Good morning. “Remember, man you are dust and to dust you shall return.” This verse which is an extrapolation of Genesis 3:19 serves to remind us today to be humble in all that we do. That in all that we do, we do for God and what we do for others is that God may be glorified. The ashes we receive in the sign of a cross on our foreheads today remind us of the need for humility, the virtue that opens the door to salvation. In today’s Gospel Jesus reminds us to be humble, that we are not to be seen praying “pray to your Father in secret” or being charitable “when you give alms, do not let your left hand know what your right is doing” or to be seen fasting “when you fast, anoint your head and wash your face, so that you may not appear to be fasting.” One of the most important lessons to teach our children is the virtue of humility, to be aware that God is the source of whatever gifts they may possess. It is important that our children grow to appreciate the need for taking pleasure in whatever talents or gifts they may have but to always remember “but for the grace of God.” Humility is a difficult concept for children to understand as they are naturally inclined towards being boastful. They can best learn from our example. Being authentic and letting our children appreciate that even we struggle and we make mistakes is a valuable lesson for a child to learn. We should not hesitate to let our children know when we’ve made a mistake. As parents we should seize opportunities to provide examples of humility and provide opportunities to share in providing service to those less fortunate. And true humility involves appreciating fully the gifts one has been given and making the best of those gifts. The use of stories is a very useful way for children to learn about the importance of being humble. Stories such as Sarah, Plain and Tall or the The Little Prince by Antoine de Saint-Exupery are wonderful ways of helping to instill in our children the importance of humility in their lives. Charlotte's Web by E. B. White was always one of our children’s favorites. In fact, it still is. We become the stories we read.

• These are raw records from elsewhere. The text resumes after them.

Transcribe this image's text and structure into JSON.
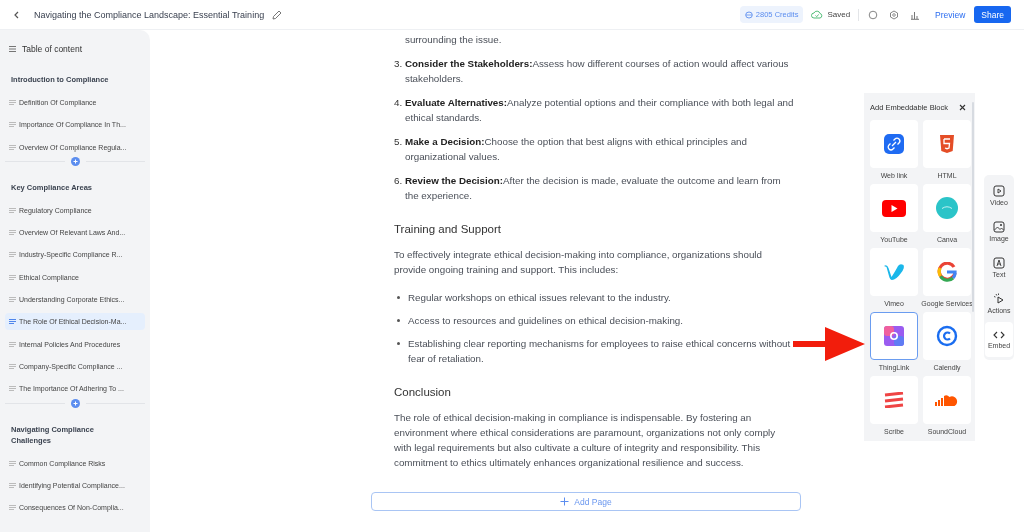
{
  "header": {
    "title": "Navigating the Compliance Landscape: Essential Training",
    "credits": "2805 Credits",
    "save_status": "Saved",
    "preview": "Preview",
    "share": "Share"
  },
  "sidebar": {
    "title": "Table of content",
    "sections": [
      {
        "heading": "Introduction to Compliance",
        "items": [
          {
            "label": "Definition Of Compliance",
            "selected": false
          },
          {
            "label": "Importance Of Compliance In Th...",
            "selected": false
          },
          {
            "label": "Overview Of Compliance Regula...",
            "selected": false
          }
        ]
      },
      {
        "heading": "Key Compliance Areas",
        "items": [
          {
            "label": "Regulatory Compliance",
            "selected": false
          },
          {
            "label": "Overview Of Relevant Laws And...",
            "selected": false
          },
          {
            "label": "Industry-Specific Compliance R...",
            "selected": false
          },
          {
            "label": "Ethical Compliance",
            "selected": false
          },
          {
            "label": "Understanding Corporate Ethics...",
            "selected": false
          },
          {
            "label": "The Role Of Ethical Decision-Ma...",
            "selected": true
          },
          {
            "label": "Internal Policies And Procedures",
            "selected": false
          },
          {
            "label": "Company-Specific Compliance ...",
            "selected": false
          },
          {
            "label": "The Importance Of Adhering To ...",
            "selected": false
          }
        ]
      },
      {
        "heading": "Navigating Compliance Challenges",
        "items": [
          {
            "label": "Common Compliance Risks",
            "selected": false
          },
          {
            "label": "Identifying Potential Compliance...",
            "selected": false
          },
          {
            "label": "Consequences Of Non-Complia...",
            "selected": false
          }
        ]
      }
    ]
  },
  "document": {
    "top_line": "surrounding the issue.",
    "steps": [
      {
        "number": "3.",
        "text": "**Consider the Stakeholders:**Assess how different courses of action would affect various stakeholders."
      },
      {
        "number": "4.",
        "text": "**Evaluate Alternatives:**Analyze potential options and their compliance with both legal and ethical standards."
      },
      {
        "number": "5.",
        "text": "**Make a Decision:**Choose the option that best aligns with ethical principles and organizational values."
      },
      {
        "number": "6.",
        "text": "**Review the Decision:**After the decision is made, evaluate the outcome and learn from the experience."
      }
    ],
    "sections": [
      {
        "heading": "Training and Support",
        "paragraph": "To effectively integrate ethical decision-making into compliance, organizations should provide ongoing training and support. This includes:",
        "bullets": [
          "Regular workshops on ethical issues relevant to the industry.",
          "Access to resources and guidelines on ethical decision-making.",
          "Establishing clear reporting mechanisms for employees to raise ethical concerns without fear of retaliation."
        ]
      },
      {
        "heading": "Conclusion",
        "paragraph": "The role of ethical decision-making in compliance is indispensable. By fostering an environment where ethical considerations are paramount, organizations not only comply with legal requirements but also cultivate a culture of integrity and responsibility. This commitment to ethics ultimately enhances organizational resilience and success."
      }
    ],
    "add_page": "Add Page"
  },
  "embed_panel": {
    "title": "Add Embeddable Block",
    "blocks": [
      {
        "label": "Web link",
        "selected": false
      },
      {
        "label": "HTML",
        "selected": false
      },
      {
        "label": "YouTube",
        "selected": false
      },
      {
        "label": "Canva",
        "selected": false
      },
      {
        "label": "Vimeo",
        "selected": false
      },
      {
        "label": "Google Services",
        "selected": false
      },
      {
        "label": "ThingLink",
        "selected": true
      },
      {
        "label": "Calendly",
        "selected": false
      },
      {
        "label": "Scribe",
        "selected": false
      },
      {
        "label": "SoundCloud",
        "selected": false
      }
    ]
  },
  "tools": [
    {
      "label": "Video",
      "selected": false
    },
    {
      "label": "Image",
      "selected": false
    },
    {
      "label": "Text",
      "selected": false
    },
    {
      "label": "Actions",
      "selected": false
    },
    {
      "label": "Embed",
      "selected": true
    }
  ]
}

If you are concerned about the direction your children are going, look to the stories they are reading. Matthew Kelly, the well known Catholic Evangelist in The Rhythm of Life: Living Every Day with Passion and Purpose suggests that “the ideas we feed our mind today tend to form our lives tomorrow. …We become the stories we listen to. It doesn't matter if we get those stories from movies, music, television, newspapers, magazines, politicians, friends, or books-the stories we listen to form our lives. If you want to understand any period in history, simply ask two questions: "Who were the storytellers?" and "What story were they telling?" Winston Churchill, Francis of Assisi, Charlemagne, Napoleon, Charlie Chaplin, Adolf Hitler, Bob Dylan, Mother Teresa, Mahatma Gandhi, Abraham Lincoln, Marilyn Monroe, Nelson Mandela, and Jesus each told a story…We become the stories we listen to.” As parents the more important question should be what stories are our children listening to? What are they watching on TV? Where are they surfing on the Internet? And parents, what are they seeing us read? What are they seeing us watch? Sometimes the best way to learn something is when we don’t realize a lesson is being taught. What lesson might our children learn from us today? What’s our story? Make a great day!